The whole argument is actually unrelated to the specific (aggregation-diffusion) PDE or gradient flow: As soon as you have a curve of probability measures $\mu_t$ satisfying the continuity equation $$ \partial_t\mu_t+\nabla\cdot(v_t\mu_t)=0 $$ for some (smooth enough) vector-field $v=v_t(x)$, then in fact you have the representation $$ \mu_t=\Phi_t\#\mu_0, $$ where $\Phi_t(x)$ is the flow-map associated to the ODE $\begin{cases}\dot X_t=v_t(X_t)\\ X_0=x\end{cases}$. This is easy to check formally, and for a precise reference I can suggest reading chapter 8 in [1] (e.g. lemma 8.1.6 or prop. 8.1.8).

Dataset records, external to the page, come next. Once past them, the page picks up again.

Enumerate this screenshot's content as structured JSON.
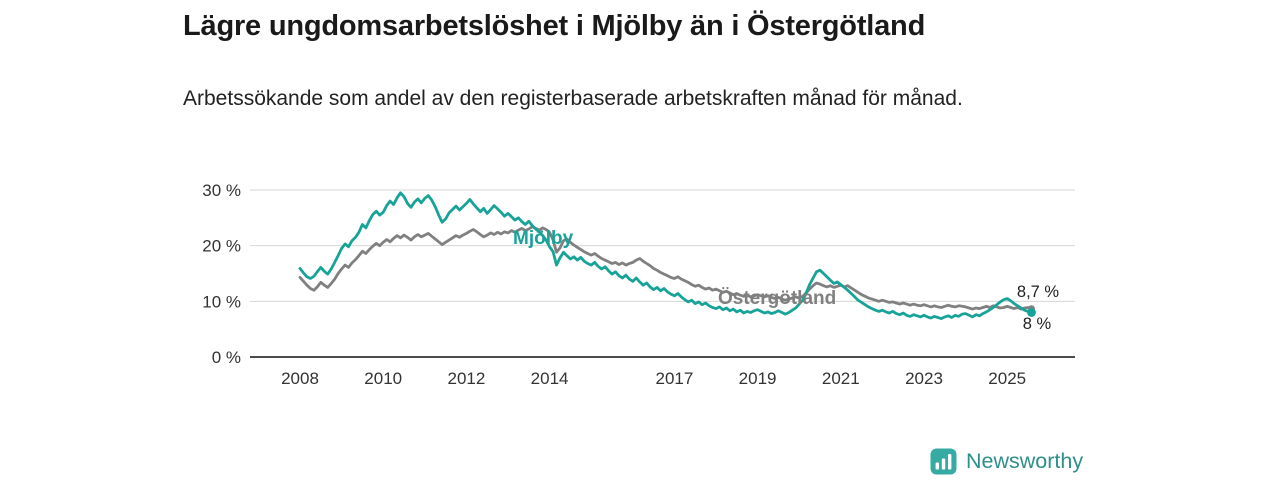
{
  "title": "Lägre ungdomsarbetslöshet i Mjölby än i Östergötland",
  "subtitle": "Arbetssökande som andel av den registerbaserade arbetskraften månad för månad.",
  "branding": {
    "logo_text": "Newsworthy",
    "logo_icon": "bar-chart-icon",
    "text_color": "#2E8F8A",
    "icon_color": "#35ABA4"
  },
  "chart_data": {
    "type": "line",
    "title": "Lägre ungdomsarbetslöshet i Mjölby än i Östergötland",
    "subtitle": "Arbetssökande som andel av den registerbaserade arbetskraften månad för månad.",
    "x_interval": "monthly",
    "x_range_note": "Jan 2008 – Aug 2025, estimated monthly values",
    "xlabel": "",
    "ylabel": "",
    "ylim": [
      0,
      32
    ],
    "grid": "horizontal",
    "legend_position": "inline-labels",
    "y_ticks": [
      0,
      10,
      20,
      30
    ],
    "y_tick_labels": [
      "0 %",
      "10 %",
      "20 %",
      "30 %"
    ],
    "x_ticks": [
      2008,
      2010,
      2012,
      2014,
      2017,
      2019,
      2021,
      2023,
      2025
    ],
    "x_tick_labels": [
      "2008",
      "2010",
      "2012",
      "2014",
      "2017",
      "2019",
      "2021",
      "2023",
      "2025"
    ],
    "series": [
      {
        "name": "Mjölby",
        "color": "#17A398",
        "end_label": "8 %",
        "last_value": 8.0,
        "values": [
          15.9,
          15.1,
          14.4,
          14.1,
          14.5,
          15.3,
          16.1,
          15.4,
          14.9,
          15.8,
          17.0,
          18.2,
          19.5,
          20.3,
          19.8,
          20.9,
          21.5,
          22.4,
          23.8,
          23.2,
          24.5,
          25.6,
          26.2,
          25.5,
          26.0,
          27.2,
          28.0,
          27.4,
          28.6,
          29.5,
          28.8,
          27.6,
          26.9,
          27.8,
          28.4,
          27.7,
          28.5,
          29.0,
          28.2,
          27.0,
          25.5,
          24.2,
          24.8,
          25.9,
          26.5,
          27.1,
          26.4,
          27.0,
          27.6,
          28.3,
          27.5,
          26.8,
          26.1,
          26.7,
          25.8,
          26.5,
          27.2,
          26.6,
          26.0,
          25.3,
          25.8,
          25.2,
          24.6,
          25.0,
          24.3,
          23.8,
          24.4,
          23.6,
          23.0,
          22.5,
          21.8,
          21.0,
          19.8,
          18.9,
          16.5,
          17.8,
          18.8,
          18.2,
          17.6,
          18.0,
          17.4,
          17.9,
          17.2,
          16.8,
          16.5,
          17.0,
          16.3,
          15.8,
          16.2,
          15.5,
          14.9,
          15.3,
          14.6,
          14.2,
          14.7,
          14.0,
          13.6,
          14.2,
          13.5,
          12.9,
          13.3,
          12.6,
          12.1,
          12.5,
          11.9,
          12.3,
          11.7,
          11.3,
          11.0,
          11.4,
          10.8,
          10.3,
          9.9,
          10.2,
          9.6,
          9.9,
          9.4,
          9.7,
          9.2,
          8.9,
          8.7,
          9.0,
          8.5,
          8.8,
          8.3,
          8.6,
          8.1,
          8.4,
          7.9,
          8.2,
          8.0,
          8.3,
          8.5,
          8.2,
          7.9,
          8.1,
          7.8,
          8.0,
          8.3,
          8.0,
          7.7,
          8.0,
          8.4,
          8.8,
          9.5,
          10.2,
          11.5,
          13.0,
          14.2,
          15.3,
          15.6,
          15.0,
          14.4,
          13.8,
          13.2,
          13.5,
          13.0,
          12.5,
          12.0,
          11.4,
          10.8,
          10.2,
          9.8,
          9.4,
          9.0,
          8.7,
          8.4,
          8.2,
          8.4,
          8.1,
          7.9,
          8.2,
          7.8,
          7.6,
          7.9,
          7.5,
          7.3,
          7.6,
          7.4,
          7.2,
          7.5,
          7.2,
          7.0,
          7.3,
          7.1,
          6.9,
          7.2,
          7.4,
          7.1,
          7.5,
          7.3,
          7.7,
          7.8,
          7.5,
          7.2,
          7.6,
          7.4,
          7.8,
          8.1,
          8.5,
          8.9,
          9.4,
          9.9,
          10.3,
          10.5,
          10.1,
          9.6,
          9.2,
          8.8,
          8.4,
          8.2,
          8.0
        ]
      },
      {
        "name": "Östergötland",
        "color": "#808080",
        "end_label": "8,7 %",
        "last_value": 8.7,
        "values": [
          14.3,
          13.6,
          12.9,
          12.3,
          12.0,
          12.6,
          13.4,
          12.9,
          12.5,
          13.2,
          14.0,
          15.0,
          15.8,
          16.5,
          16.1,
          16.9,
          17.5,
          18.2,
          19.0,
          18.6,
          19.3,
          19.9,
          20.4,
          20.0,
          20.6,
          21.1,
          20.7,
          21.3,
          21.8,
          21.4,
          21.9,
          21.5,
          21.0,
          21.6,
          22.0,
          21.6,
          21.9,
          22.2,
          21.7,
          21.2,
          20.7,
          20.2,
          20.6,
          21.0,
          21.4,
          21.8,
          21.5,
          21.9,
          22.2,
          22.6,
          22.9,
          22.5,
          22.0,
          21.6,
          21.9,
          22.3,
          22.0,
          22.4,
          22.1,
          22.5,
          22.3,
          22.7,
          22.4,
          22.8,
          23.1,
          22.7,
          23.0,
          23.4,
          23.1,
          22.8,
          23.2,
          22.9,
          22.4,
          21.0,
          18.8,
          19.6,
          20.9,
          21.2,
          20.6,
          20.1,
          19.7,
          19.3,
          18.9,
          18.6,
          18.3,
          18.6,
          18.1,
          17.7,
          17.4,
          17.1,
          16.8,
          17.0,
          16.6,
          16.9,
          16.5,
          16.8,
          17.0,
          17.4,
          17.7,
          17.2,
          16.8,
          16.4,
          15.9,
          15.6,
          15.2,
          14.9,
          14.6,
          14.3,
          14.1,
          14.4,
          14.0,
          13.7,
          13.4,
          13.0,
          12.7,
          12.9,
          12.5,
          12.2,
          12.4,
          12.0,
          12.2,
          11.9,
          11.6,
          11.8,
          11.5,
          11.2,
          11.4,
          11.1,
          10.9,
          11.1,
          10.8,
          11.0,
          11.2,
          11.0,
          10.8,
          11.0,
          10.7,
          10.5,
          10.7,
          10.4,
          10.2,
          10.4,
          10.6,
          10.8,
          10.6,
          10.9,
          11.5,
          12.2,
          12.8,
          13.3,
          13.1,
          12.8,
          12.6,
          12.8,
          12.5,
          12.7,
          12.9,
          12.6,
          12.8,
          12.4,
          12.0,
          11.6,
          11.2,
          10.9,
          10.6,
          10.4,
          10.2,
          10.0,
          10.2,
          10.0,
          9.8,
          9.9,
          9.7,
          9.5,
          9.7,
          9.5,
          9.3,
          9.5,
          9.3,
          9.2,
          9.4,
          9.2,
          9.0,
          9.2,
          9.0,
          8.9,
          9.1,
          9.3,
          9.1,
          9.0,
          9.2,
          9.1,
          9.0,
          8.8,
          8.6,
          8.8,
          8.7,
          8.9,
          9.1,
          8.9,
          9.2,
          9.0,
          8.8,
          8.9,
          9.1,
          8.9,
          8.7,
          8.9,
          8.6,
          8.8,
          8.9,
          8.7
        ]
      }
    ]
  }
}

Now, for your specific context, it is just a matter of rewriting the PDE into a continuity equation. Factoring out and explointing the classical identity $\Delta\mu=\nabla\cdot\nabla\mu=\nabla\cdot(\frac{\nabla\mu}{\mu}\mu)=\nabla\cdot((\nabla\log \mu) \mu)$ you see that $\mu$ solves the continuity equation $$ \partial_t\mu_t=\nabla\cdot(\nabla\mu_t-(b\ast\mu_t)\mu_t) \quad\Leftrightarrow \quad \partial_t\mu_t+\nabla\Big((\underbrace{b\ast\mu_t-\nabla\log\mu_t}_{v_t})\mu_t\Big)=0. $$ Then the flow-map $\Phi_t$ can be simply represented from the implicit Duhamel formula as $$ \begin{cases}\dot X_t=v_t(X_t)\\ X_0=x\end{cases} \quad\Leftrightarrow\quad X_t=x+\int_0^t v_s(X_s)ds. $$ Plugging in the explicit formula for the velocity field $v_t=b\ast\mu_t-\nabla\log\mu_t$ gives exactly your expression (2).
[1] Ambrosio, L., Gigli, N., & Savaré, G. (2008). Gradient flows: in metric spaces and in the space of probability measures. Springer Science & Business Media.